Thursday, April 9, 2020
your new feeling is the artifact of a bygone era
One call-out I thought was interesting in Chad Bennett's poetry collection, Your New Feeling is the Artifact of a Bygone Era, was the idea of the "fade out." It's mentioned in what seems like the centerpiece poem of the book: "Silver Springs," based upon the Fleetwood Mac, but inherently Stevie Nicks, song. "... lately I have been listening to songs, like 'Silver Springs,' that fade out, pretending / but refusing to go away." It's a numbered list poem, directed at someone ("Do you know who you are?"), perhaps a past relationship, and it intricately links the data and atmosphere of the song with this "you." The video clip of the live performance, a track from The Dance, is well-known for Stevie's fiery performance in front of Lindsey Buckingham, and her refrain "You'll never get away..." This collection is haunted ("Boy at the century's / jukebox, hammered, / same furious song / on repeat), and it attempts the feel of the fade out, seemingly knowing that effect is impossible sonically in poetry--an ending is an ending--and poems are naturally doomed to build to them, making them one of the trickier things to always land on.
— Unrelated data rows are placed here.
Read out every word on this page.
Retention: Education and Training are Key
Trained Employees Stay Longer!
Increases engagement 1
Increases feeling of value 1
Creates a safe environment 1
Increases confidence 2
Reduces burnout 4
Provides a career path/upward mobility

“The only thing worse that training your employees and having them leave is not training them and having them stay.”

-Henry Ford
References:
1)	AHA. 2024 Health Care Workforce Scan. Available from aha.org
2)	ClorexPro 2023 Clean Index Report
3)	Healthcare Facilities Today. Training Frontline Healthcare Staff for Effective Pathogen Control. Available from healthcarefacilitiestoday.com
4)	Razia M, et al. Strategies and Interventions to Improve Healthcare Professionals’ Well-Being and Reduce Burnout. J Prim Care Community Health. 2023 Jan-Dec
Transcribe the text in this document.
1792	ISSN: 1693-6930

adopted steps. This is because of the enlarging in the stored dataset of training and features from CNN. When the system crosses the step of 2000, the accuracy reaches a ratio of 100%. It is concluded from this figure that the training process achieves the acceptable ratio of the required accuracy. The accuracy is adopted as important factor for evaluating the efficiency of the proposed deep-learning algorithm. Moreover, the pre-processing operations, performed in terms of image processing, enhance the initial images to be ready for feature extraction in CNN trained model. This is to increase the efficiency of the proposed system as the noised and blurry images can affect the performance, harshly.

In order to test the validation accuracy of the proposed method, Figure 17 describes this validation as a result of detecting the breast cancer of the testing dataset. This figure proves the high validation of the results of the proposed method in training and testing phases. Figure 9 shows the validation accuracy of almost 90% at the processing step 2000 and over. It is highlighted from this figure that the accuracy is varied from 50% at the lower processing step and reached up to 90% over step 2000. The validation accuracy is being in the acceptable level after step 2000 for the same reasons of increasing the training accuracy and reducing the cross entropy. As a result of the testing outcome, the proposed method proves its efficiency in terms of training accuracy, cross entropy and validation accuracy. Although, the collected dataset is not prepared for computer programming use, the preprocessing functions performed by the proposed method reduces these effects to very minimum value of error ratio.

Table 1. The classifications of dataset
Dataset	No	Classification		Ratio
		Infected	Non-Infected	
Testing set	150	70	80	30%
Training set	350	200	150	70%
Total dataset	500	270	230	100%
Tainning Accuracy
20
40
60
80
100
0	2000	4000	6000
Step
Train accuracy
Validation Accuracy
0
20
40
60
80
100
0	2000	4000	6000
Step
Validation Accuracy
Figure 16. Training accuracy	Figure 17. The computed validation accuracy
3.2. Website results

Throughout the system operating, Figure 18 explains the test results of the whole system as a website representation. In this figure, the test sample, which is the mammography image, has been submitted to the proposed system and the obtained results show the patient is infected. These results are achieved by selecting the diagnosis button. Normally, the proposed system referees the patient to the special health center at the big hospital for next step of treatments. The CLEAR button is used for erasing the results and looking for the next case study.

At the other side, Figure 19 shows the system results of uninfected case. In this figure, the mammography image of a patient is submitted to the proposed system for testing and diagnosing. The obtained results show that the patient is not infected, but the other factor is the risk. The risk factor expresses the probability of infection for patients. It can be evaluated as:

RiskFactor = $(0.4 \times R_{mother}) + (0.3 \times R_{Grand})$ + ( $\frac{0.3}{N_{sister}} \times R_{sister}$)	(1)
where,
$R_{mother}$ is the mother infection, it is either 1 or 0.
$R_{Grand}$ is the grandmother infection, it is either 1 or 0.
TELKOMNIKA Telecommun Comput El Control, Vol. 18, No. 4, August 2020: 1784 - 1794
Bennett references one of the most famous trick fade outs in a pop song I can think of, Elvis Presley's recording of "Suspicious Minds." The speaker in this collection indeed feels "caught in a trap" between the past and present--the artifacts (like dying phones or a "GIF to show in time-lapse every moon- / blooming flower opening on to worlds that narrow to a / light-latched close"). Through the pop song-like use of repeated phrases and the often spare, sketch-like shapes of the poems themselves, an overriding jagged-ness and anxiety emerges ("My throat, tongue, my lip to testify / While on TV the secret century leaks"). There's much to admire from Bennett's use of language and his melding of a wide array of figures and influences.